Obama’s lead beyond the Bradley effect

A couple of US election sites which are worth a visit:

A hard look at reality, and what you should do is from Sam Wang at the Princeton Election Consortium:

By the standards of Presidential elections since 1992, Barack Obama is far ahead. For most of this season he has been running about 50 EV ahead of where John Kerry ran at the same point in 2004, which ended in a near-tie. Currently the gap is even larger – it’s nearing Clinton v. Dole proportions. In the face of a down economy and abysmal approval ratings for the Bush Administration, a lead of this size by a Democrat is essentially insurmountable.

This is why John McCain’s tactics have become increasingly savage – it’s his last stand.

…In short, the wind is at Barack Obama’s back. I currently expect a final outcome of Obama 318-364 EV, McCain 174-220 EV.

He dismisses the Bradley effect, where polling overstates black candidates popularity, as no longer relevant. He claims that it only ever represented 2-3% anyway.

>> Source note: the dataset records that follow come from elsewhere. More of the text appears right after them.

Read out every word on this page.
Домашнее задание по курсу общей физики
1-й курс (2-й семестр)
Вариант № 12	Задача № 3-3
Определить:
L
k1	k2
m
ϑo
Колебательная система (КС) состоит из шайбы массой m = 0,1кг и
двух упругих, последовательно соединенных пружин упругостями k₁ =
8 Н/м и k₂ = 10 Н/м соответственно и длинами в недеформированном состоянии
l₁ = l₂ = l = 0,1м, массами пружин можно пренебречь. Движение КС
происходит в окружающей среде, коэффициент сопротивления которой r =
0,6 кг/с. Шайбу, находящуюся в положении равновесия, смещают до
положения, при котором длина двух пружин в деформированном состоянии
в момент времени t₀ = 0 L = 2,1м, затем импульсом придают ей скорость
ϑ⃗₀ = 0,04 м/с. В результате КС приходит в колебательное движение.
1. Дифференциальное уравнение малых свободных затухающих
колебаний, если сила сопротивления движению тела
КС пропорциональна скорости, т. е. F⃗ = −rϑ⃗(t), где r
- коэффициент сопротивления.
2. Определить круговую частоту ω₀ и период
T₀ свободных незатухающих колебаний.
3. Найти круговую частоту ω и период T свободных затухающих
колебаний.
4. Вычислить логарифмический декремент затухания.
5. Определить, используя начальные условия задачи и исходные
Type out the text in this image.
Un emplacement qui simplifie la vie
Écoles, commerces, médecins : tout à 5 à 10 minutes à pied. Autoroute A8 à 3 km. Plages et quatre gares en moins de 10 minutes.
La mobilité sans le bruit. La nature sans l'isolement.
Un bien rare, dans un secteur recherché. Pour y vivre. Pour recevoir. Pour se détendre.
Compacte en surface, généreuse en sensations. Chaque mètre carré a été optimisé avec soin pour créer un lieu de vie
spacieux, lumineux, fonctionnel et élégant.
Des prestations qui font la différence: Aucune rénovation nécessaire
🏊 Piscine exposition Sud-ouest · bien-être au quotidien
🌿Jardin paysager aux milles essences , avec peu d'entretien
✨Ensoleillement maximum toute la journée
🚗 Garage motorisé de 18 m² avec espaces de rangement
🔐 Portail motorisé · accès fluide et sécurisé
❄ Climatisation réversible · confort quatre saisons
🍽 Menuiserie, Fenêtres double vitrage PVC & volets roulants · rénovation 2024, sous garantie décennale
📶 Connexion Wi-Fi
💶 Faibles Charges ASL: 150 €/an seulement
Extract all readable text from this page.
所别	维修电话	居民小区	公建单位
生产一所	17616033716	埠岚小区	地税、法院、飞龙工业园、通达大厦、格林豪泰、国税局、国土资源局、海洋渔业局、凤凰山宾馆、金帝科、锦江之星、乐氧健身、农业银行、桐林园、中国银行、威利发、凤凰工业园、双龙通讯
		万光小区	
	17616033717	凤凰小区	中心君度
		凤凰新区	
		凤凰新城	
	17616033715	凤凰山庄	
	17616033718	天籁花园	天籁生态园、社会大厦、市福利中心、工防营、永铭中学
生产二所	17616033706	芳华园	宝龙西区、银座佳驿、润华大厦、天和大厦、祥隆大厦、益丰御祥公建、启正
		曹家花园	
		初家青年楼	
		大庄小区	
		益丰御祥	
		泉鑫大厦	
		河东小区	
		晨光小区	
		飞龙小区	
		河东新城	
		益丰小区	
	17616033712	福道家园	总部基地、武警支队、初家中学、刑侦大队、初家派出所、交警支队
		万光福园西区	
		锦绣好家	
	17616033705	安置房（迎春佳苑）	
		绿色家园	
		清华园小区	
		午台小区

The Reuters/C-SPAN/Zogby Poll has Obama 49%,to McCain’s 43%. It’s daily telephone tracking poll:

The rolling telephone tracking poll, including a sample of 1,206 likely voters collected over the previous three 24-hour periods spanning four calendar days – approximately 400 per 24-hour period from Oct. 8-11, 2008 – shows Obama’s lead growing from the 3.8 percentage points he enjoyed yesterday.

Obama’s lead in the polls is now beyond the usual margins of error. A 2% Bradley effect would have him slightly in front of McCain. Even a surge on Wall Street like the one happening today in Australia is unlikely to save McCain’s campaign.

Time to have a bet on Barack and look for a bargain or two on the stock exchange?

Kevin Rennie
Original post at Labor View from Bayside

10 Responses

  1. This is good news.

  2. Hi Kevin Rennie,

    Congratulations on a nicely-written, clear piece which, to me as a fairly disengaged and bewildered observer of the American developments, cuts to the bone of the current situation and the likely outcome. Thanks for the insight. I agree with Probability: it’s encouraging!

  3. I have to thank Sam Wang at Princeton and the very rational team at Zogby for the clarity of their analysis and the dispassionate approach they adopt.

  4. At present we have the blame for the vitriol which includes death threats against Obama being laid at Palin’s feet. According to ‘the news’ McCain is trying to tone it down.

    That is, nothing to do with me says McCain, it’s all HER FAULT.

    Just me, but I smell a rat. Palin gets to mention the following words as an association with Obama: terrorist, Arab, Muslim, Not Like Us. And then McCain gets to act holier than thou.

  5. I suspect he’s genuine. He doesn’t sit well amongst the nest of vipers aka the G.O.P. He only became the nominee because he was the only one left standing, except for a Mormon which the evangelicals wouldn’t hack.

  6. Kevin,

    The polls seem to indicate that Obama will be the next potus but I sense that it will be closer than the polls predict.

    I believe the mud that sticks has not been thrown as yet and that we underestimate the underlying racism that will be demonstrated on election day.

    The next four years will be destabilising for the US as history repeats itself…yet again.

  7. It could be closer. I have an open mind at this stage. One debate to go, market turmoil still likely, 3 weeks of possible slip-ups on either side.

    Some believe that it will as close as 2000 with the result being decided by the overseas vote.

  8. “I suspect he’s genuine. He doesn’t sit well amongst the nest of vipers aka the G.O.P. He only became the nominee because he was the only one left standing, except for a Mormon which the evangelicals wouldn’t hack.” Kevin R

    I agree. Choreographed or not, it took balls for McCain to call time on the frothing hatred of his more fanatical RW supporters at that town hall meeting (yesterday I think). Having said that, to not have chided them was not an option as it could only be seen as endorsement of dangerous, divisive elements.
    I think McCain does have the interests of his country (maybe not the world as a whole though) at heart; win or lose.

    All of this makes his opportunistic selection of the unwholesomely superficial Palin as a running mate even more disappointing. IMHO it’s just more evidence that, like it or not, he must act at the behest of the racists & religious crackpot base of his party; against his better judgement I imagine.

  9. His choice of Palin was probably a grave mistake – the one she seems to be burying them in.

  10. Yep. I see a genuine distinction between “conservative” & “redneck”. To me, Palin blatantly panders to the latter.

    Conservative intellectuals (the real ones, the ones that actually give issues consideration rather than just barracking as if it’s a football match) must be dismayed. Palin is not a good look & doesn’t do their intellectual platform any justice IMHO.
    She’s gonna provide fantastic ammunition for derision by opponents of conservatism for a long time to come.